Preferences for Masculine or Feminine Faces May Be WEIRD

One of the critiques commonly levelled against psychology is that its samples mostly come from Western, Educated, Industrialised, Rich and Democratic (WEIRD) societies. Joseph Heinrich and others published a highly cited paper in 2010 in which they found that the cross-cultural range of psychological variation was much larger than previously assumed, and that WEIRD samples are actually some of the least representative of humans in general. You cannot test a bunch of Yale sophomores and make conclusions about the universal human condition, as it turns out. A bunch of cross-cultural psychology work ensued. Here’s a highlight from Scott et al. 2014:

“A large literature proposes that preferences for exaggerated sex typicality in human faces (masculinity/femininity) reflect a long evolutionary history of sexual and social selection. This proposal implies that dimorphism was important to judgments of attractiveness and personality in ancestral environments. It is difficult to evaluate, however, because most available data come from large-scale, industrialized, urban populations. Here, we report the results for 12 populations with very diverse levels of economic development. Surprisingly, preferences for exaggerated sex-specific traits are only found in the novel, highly developed environments. Similarly, perceptions that masculine males look aggressive increase strongly with development and, specifically, urbanization. These data challenge the hypothesis that facial dimorphism was an important ancestral signal of heritable mate value. One possibility is that highly developed environments provide novel opportunities to discern relationships between facial traits and behavior by exposing individuals to large numbers of unfamiliar faces, revealing patterns too subtle to detect with smaller samples.”
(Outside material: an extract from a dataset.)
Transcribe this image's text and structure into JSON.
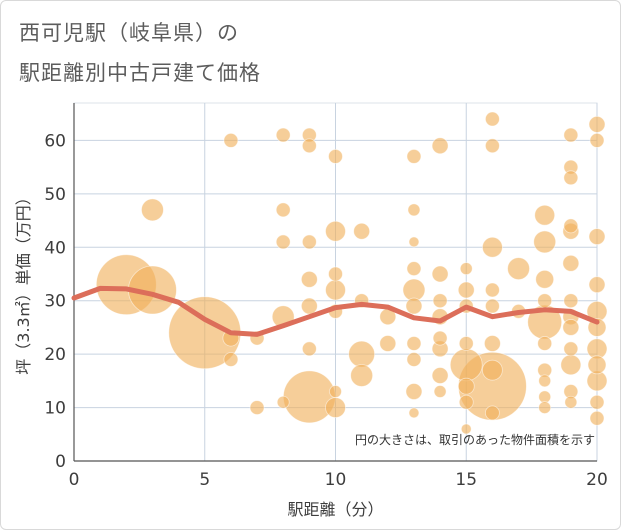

I take this to mean that in the ancestral environment, it may well have been the case that more masculine men made better mates, but the sample size of men that the average woman had observations of was so small that she couldn’t make the inference. And vice versa for femininity. A number of books have given me the general picture that humans’ preferences and dispositions (for instance, boys’ preferences for rough and tumble play) are mostly genetic and don’t result from social conditioning. Explanations like this, that appeal to the group dynamics of interacting with many more people than we did as hunter-gatherers, seem more convincing to me.